Le brouillard qui entoure la cession des actifs algériens d’Anadarko au profit de Total est source d’inquiétude, puisque cette affaire semble être tâchée de soupçons, de suspicions, de secrets et de questions à qui personne à Sonatrach et au ministère de l’Energie ne veut ou ne peut répondre. Il s’agit, entre autres, des questions suivantes, auxquelles les pouvoirs publics doivent répondre dans l’immédiat, afin de tranquilliser les Algériens et de prouver surtout qu’ils ne font pas partie des forces contre-révolutionnaires qui complotent pour faire rebondir le système des prédateurs : quand Anadarko a-t-elle informé Sonatrach de son intention de vendre ses actifs algériens ? Y avait-il des négociations entre Sonatrach et Total ? L’ex-PDG Ould-Kaddour a-t-il donné son donné son accord à cette dernière ? Existe-t-il des documents écrits sur ce sujet ? Pourquoi le ministre de l’Energie a-t-il rétropédalé après avoir, dans un premier temps, annoncé que l’Etat algérien ferait valoir son droit de préemption ? Le contrat PSA (production sharing agreement) d’Anadarko, qui expire en 2022 et que cette dernière a annoncé en mars 2019 vouloir prolonger, a-t-il été réellement prolongé ? Si oui, par qui et pour combien d’années ? Si le contrat PSA a été prolongé, les clauses du contrat initial signé en 1998 ont-elles été ajustées pour réparer le préjudice qui a permis à Anadarko d’engranger une plus-value supplémentaire de plus de 4 milliards de dollars ?
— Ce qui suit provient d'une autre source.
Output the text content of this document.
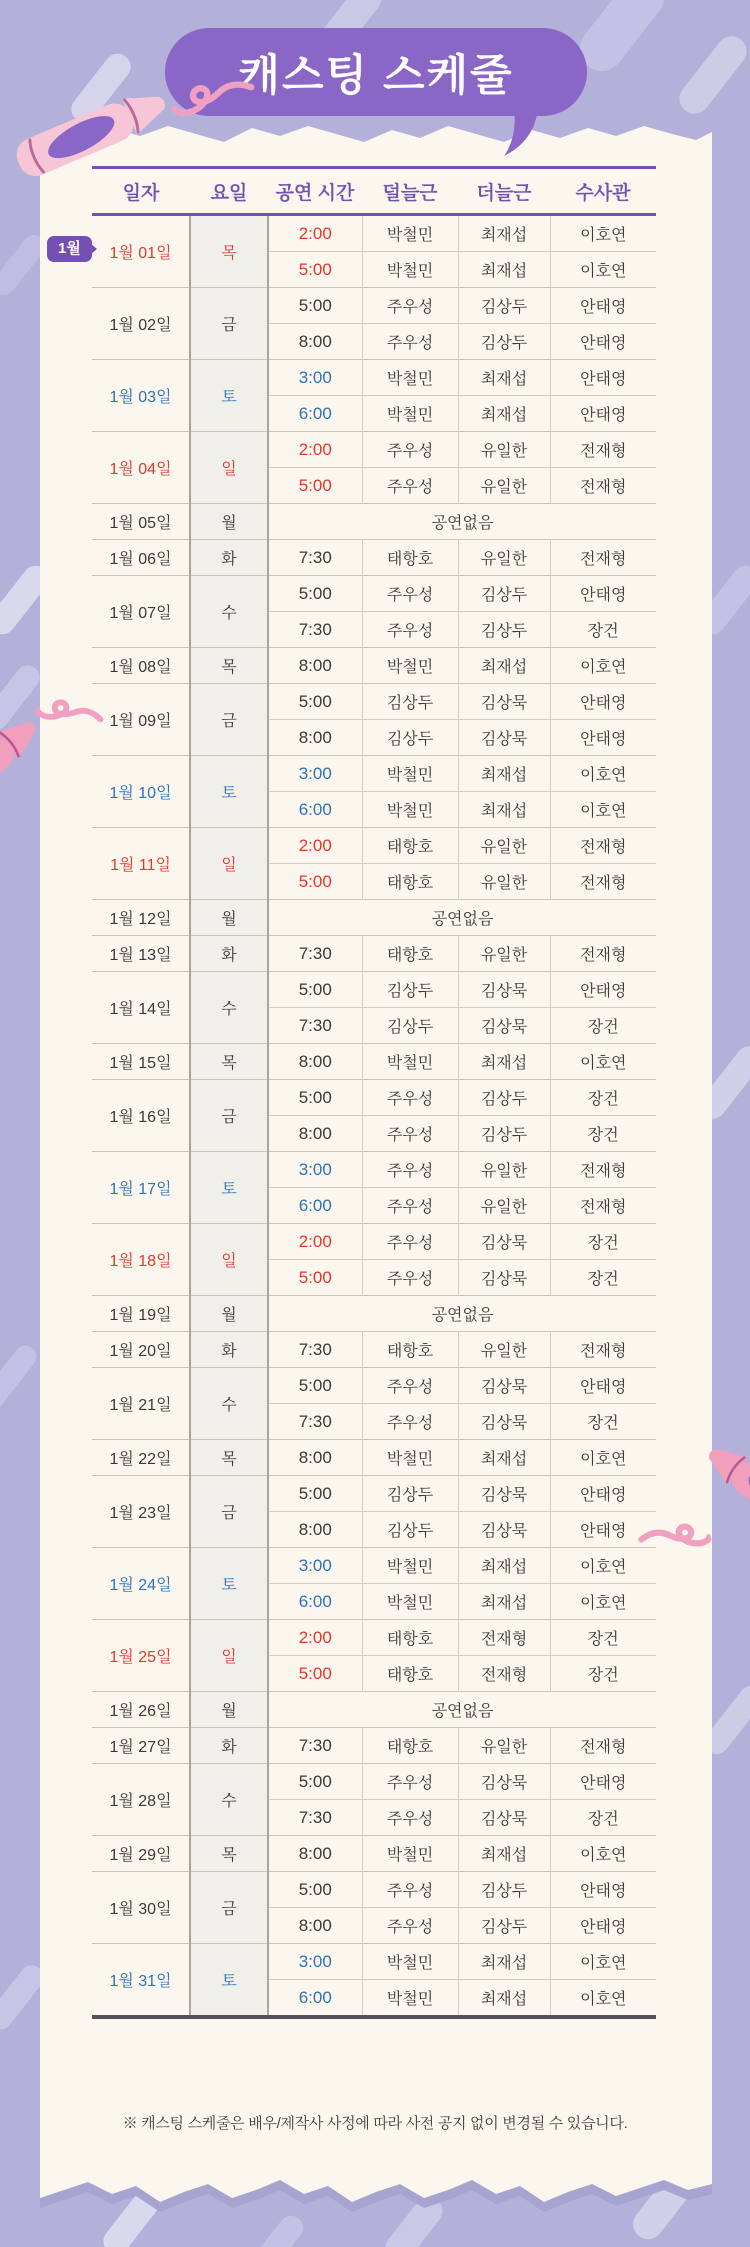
캐스팅 스케줄
일자	요일	공연 시간	덜늘근	더늘근	수사관
1월 01일	목	2:00	박철민	최재섭	이호연
		5:00	박철민	최재섭	이호연
1월 02일	금	5:00	주우성	김상두	안태영
		8:00	주우성	김상두	안태영
1월 03일	토	3:00	박철민	최재섭	안태영
		6:00	박철민	최재섭	안태영
1월 04일	일	2:00	주우성	유일한	전재형
		5:00	주우성	유일한	전재형
1월 05일	월	공연없음			
1월 06일	화	7:30	태항호	유일한	전재형
1월 07일	수	5:00	주우성	김상두	안태영
		7:30	주우성	김상두	장건
1월 08일	목	8:00	박철민	최재섭	이호연
1월 09일	금	5:00	김상두	김상묵	안태영
		8:00	김상두	김상묵	안태영
1월 10일	토	3:00	박철민	최재섭	이호연
		6:00	박철민	최재섭	이호연
1월 11일	일	2:00	태항호	유일한	전재형
		5:00	태항호	유일한	전재형
1월 12일	월	공연없음			
1월 13일	화	7:30	태항호	유일한	전재형
1월 14일	수	5:00	김상두	김상묵	안태영
		7:30	김상두	김상묵	장건
1월 15일	목	8:00	박철민	최재섭	이호연
1월 16일	금	5:00	주우성	김상두	장건
		8:00	주우성	김상두	장건
1월 17일	토	3:00	주우성	유일한	전재형
		6:00	주우성	유일한	전재형
1월 18일	일	2:00	주우성	김상묵	장건
		5:00	주우성	김상묵	장건
1월 19일	월	공연없음			
1월 20일	화	7:30	태항호	유일한	전재형
1월 21일	수	5:00	주우성	김상묵	안태영
		7:30	주우성	김상묵	장건
1월 22일	목	8:00	박철민	최재섭	이호연
1월 23일	금	5:00	김상두	김상묵	안태영
		8:00	김상두	김상묵	안태영
1월 24일	토	3:00	박철민	최재섭	이호연
		6:00	박철민	최재섭	이호연
1월 25일	일	2:00	태항호	전재형	장건
		5:00	태항호	전재형	장건
1월 26일	월	공연없음			
1월 27일	화	7:30	태항호	유일한	전재형
1월 28일	수	5:00	주우성	김상묵	안태영
		7:30	주우성	김상묵	장건
1월 29일	목	8:00	박철민	최재섭	이호연
1월 30일	금	5:00	주우성	김상두	안태영
		8:00	주우성	김상두	안태영
1월 31일	토	3:00	박철민	최재섭	이호연
		6:00	박철민	최재섭	이호연
1월
※ 캐스팅 스케줄은 배우/제작사 사정에 따라 사전 공지 없이 변경될 수 있습니다.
En absence de communication officielle adéquate, le citoyen algérien est dans son droit légitime de supposer que l’Etat algérien n’a jamais autorisé la cession des actifs Anadarko à Total et qu’il ne compte pas le faire. Ceci, pour permettre à Sonatrach de les acquérir. Une telle démarche est pertinente et salutaire pour plusieurs raisons. Les enjeux ne sont pas seulement économiques et opérationnels ; ils sont surtout politiques, sécuritaires et géostratégiques.
Enjeux politiques, sécuritaires et géostratégiques
Dans les relations entre Etats, l’amitié entre les peuples est souvent une chanson que les protagonistes chantent en fonction des intérêts qu’ils visent. Cette réalité est encore plus valable pour les Etats, comme la France, qui sont dominés par le capital financier et industriel et dont les relais médiatiques écrits et visuels sont contrôlés par ce capital. C’est sous cette optique que les Algériens devraient classer le beau refrain de «relations d’amitié exceptionnelles» que les présidents français nous ont ressassé depuis les années 1980. Face à la sincérité émotionnelle algérienne, les Français opposent le calcul froid et mercantile de ses multinationales, encore et toujours empêtrées dans leur logique de prédation et qui, malgré les progrès que l’humanité a réalisés, utilisent, dans le fond, encore les mêmes mécanismes de dominance colonialiste, dont les guerres et les agressions militaires sont l’expression brutale.
Total n’est pas une entreprise commerciale ordinaire, mais un acteur mondial majeur dans toute la chaîne de valeurs des hydrocarbures. Avec un revenu annuel de 210 milliards de dollars en 2018, elle est la première société dans l’Hexagone en termes de chiffre d’affaires. Sa place dans le système politico-économique français a un ancrage historique. C’est un Etat dans l’Etat, qui détient des leviers de pouvoir considérables, surtout que l’Etat français est l’un de ses dominants actionnaires. Pour faire court, les intérêts de Total sont les intérêts de la France et si on avait donc un différend financier ou économique avec Total, c’est avec les gouvernements français qu’on aurait affaire. Or, ces derniers ont toujours prouvé qu’ils n’ont aucune réticence ni scrupules à recourir à la force militaire, dès que leurs intérêts économiques dans les pays faibles sont menacés. C’est le cas en Afrique de l’Ouest et au Sahel, où la France a des intérêts économiques depuis l’époque coloniale, qu’elle a toujours massivement défendus, grâce aux réseaux de la «Françafrique» et, si nécessaire même, en renversant les régimes.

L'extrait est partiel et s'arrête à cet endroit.